Speculations aside, Honeyblood delivers a polished show and the addition of a bassist adds an extra dimension to an already full sound, although Sebastian the synthesiser served his purpose at the time. This is particularly evident in the band’s rendition of ‘(I’d Rather Be) Anywhere but Here’ from the debut album, which Tweeddale slyly informs us is in reference to Glasgow. It’s a set highlight with its deliciously crunchy guitar tones and shoegaze vibes, entrancing the audience under streaming orange ambience.

Prior to, during and after Honeyblood’s performance, it is apparent that the Edinburgh fandom is a kind of family.

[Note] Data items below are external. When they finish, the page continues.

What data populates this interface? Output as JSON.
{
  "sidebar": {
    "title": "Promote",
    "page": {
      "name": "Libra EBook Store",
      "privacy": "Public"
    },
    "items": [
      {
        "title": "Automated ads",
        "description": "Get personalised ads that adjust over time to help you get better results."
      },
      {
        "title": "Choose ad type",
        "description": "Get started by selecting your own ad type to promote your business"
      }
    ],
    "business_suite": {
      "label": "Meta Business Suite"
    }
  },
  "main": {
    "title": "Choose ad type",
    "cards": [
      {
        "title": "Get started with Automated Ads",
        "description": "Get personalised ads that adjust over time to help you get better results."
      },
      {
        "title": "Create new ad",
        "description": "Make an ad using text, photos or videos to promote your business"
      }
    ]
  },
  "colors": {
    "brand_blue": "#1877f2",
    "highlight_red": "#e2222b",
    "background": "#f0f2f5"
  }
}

A guy behind me recounts how this is the fourth time he’s seen the band, each time in different venues throughout the city. Tweeddale’s parents are in the audience and everyone seems to have a story of personal connection to tell at the merch stand once it’s all over. It’s remarkable what a sense of love and community can be constructed by cathartically belting out “I will hate you forever” in unison to Super Rat. Although songs like ‘Ready for the Magic’ come a bit unstuck and shouty, and the new songs will take getting used to, the anthems from Babes Never Die and the debut stand out as boldly as ever.

In Plain Sight is out now on Marathon Artists, featuring the singles ‘The Third Degree’ and ‘She’s A Nightmare’.